Input: ([['a', 'c'], ['a', 'b'], ['a', 'b'], ['a', 'c'], ['c', 'd']], ['a', 'c'])
Expected Output: ['b', 'd']
Explanation: After training, 'a' has 'b':2 and 'c':2, so the tie is broken in favor of 'b'.
Input: ([['solo'], ['x', 'y', 'x']], ['solo', 'y', 'missing', 'x'])
Expected Output: [None, 'x', None, 'y']
Explanation: 'solo' has no outgoing pair. In ['x','y','x'], the pairs are x->y and y->x.
Input: ([], ['anything'])
Expected Output: [None]
Explanation: With no training data, every query has no prediction.
Hints
- While counting pairs, also store the current best next word for each source word.
- When a pair count increases, compare it against the stored best count for that source word; on equal counts, apply the lexicographic tie-breaker.
Part 3: Randomized Next-Word Predictor by Empirical Frequency
Constraints
- 0 <= len(sentences) <= 100000
- 0 <= total number of tokens across all sentences <= 200000
- 0 <= len(queries) <= 200000
- 0 <= seed < 2147483648
- Each token is a non-empty string
- Candidate next words must be ordered lexicographically before sampling
Examples
Input: ([['I', 'am', 'Sam'], ['Sam', 'I', 'am'], ['I', 'like', 'green', 'eggs', 'and', 'ham']], ['I', 'I', 'Sam', 'ham'], 1)
Expected Output: ['am', 'am', 'I', None]
Explanation: For 'I', the distribution is {'am': 2, 'like': 1}. Using the required generator with seed 1 produces 'am', then 'am', then 'I' for 'Sam'.
Input: ([['a', 'c'], ['a', 'b']], ['a', 'a', 'a'], 0)
Expected Output: ['c', 'b', 'c']
Explanation: 'a' has one count each for 'b' and 'c'. With lexicographic order ['b', 'c'] and the specified RNG, the sampled sequence is c, b, c.
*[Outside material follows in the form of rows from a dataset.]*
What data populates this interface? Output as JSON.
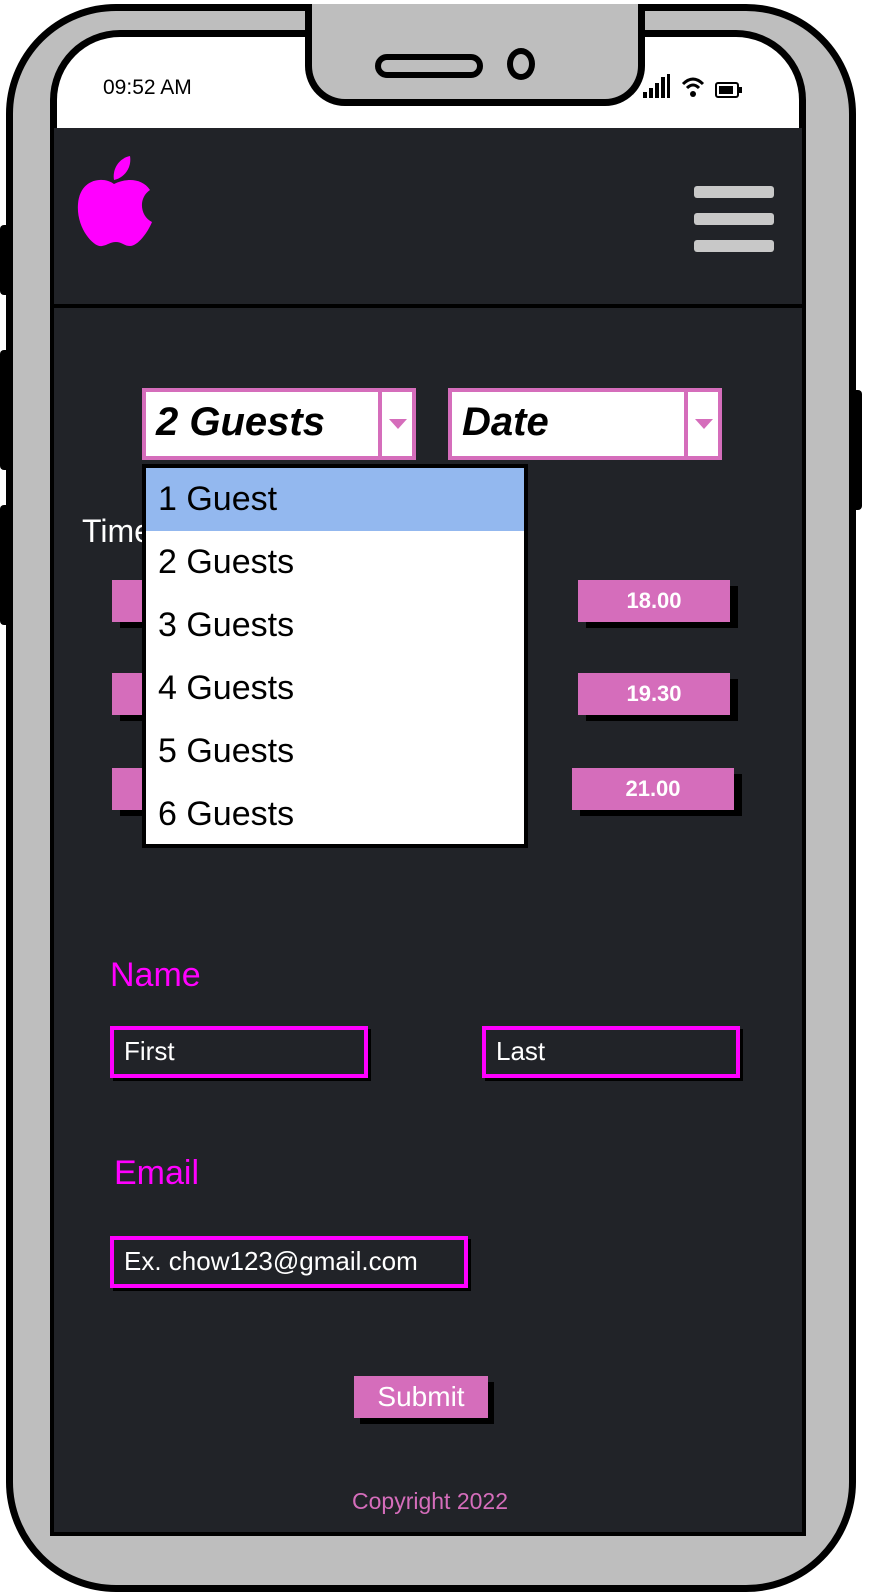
{
  "status_bar": {
    "time": "09:52 AM"
  },
  "header": {
    "logo": "apple-logo",
    "menu": "hamburger-menu-icon"
  },
  "guests_select": {
    "value": "2 Guests",
    "options": [
      "1 Guest",
      "2 Guests",
      "3 Guests",
      "4 Guests",
      "5 Guests",
      "6 Guests"
    ],
    "highlighted": "1 Guest"
  },
  "date_select": {
    "value": "Date"
  },
  "time_label": "Time",
  "time_slots": [
    "18.00",
    "19.30",
    "21.00"
  ],
  "name_label": "Name",
  "first_placeholder": "First",
  "last_placeholder": "Last",
  "email_label": "Email",
  "email_placeholder": "Ex. chow123@gmail.com",
  "submit_label": "Submit",
  "footer": "Copyright 2022",
  "colors": {
    "accent": "#d56dbb",
    "magenta": "#ff00ff",
    "bg": "#212328",
    "highlight": "#93b8ef"
  }
}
Input: ([['solo']], ['solo', 'x'], 5)
Expected Output: [None, None]
Explanation: Neither query has any outgoing pair, so both return None and the RNG state never advances.
Input: ([['a', 'b'], ['a', 'c']], ['x', 'a', 'a'], 0)
Expected Output: [None, 'c', 'b']
Explanation: The first query has no prediction, so the seed is unchanged before the next two weighted samples.
Hints
- For each source word, store follower counts and convert them into cumulative ranges.
- Given r in [0, total_count - 1], find the first cumulative count that is greater than r.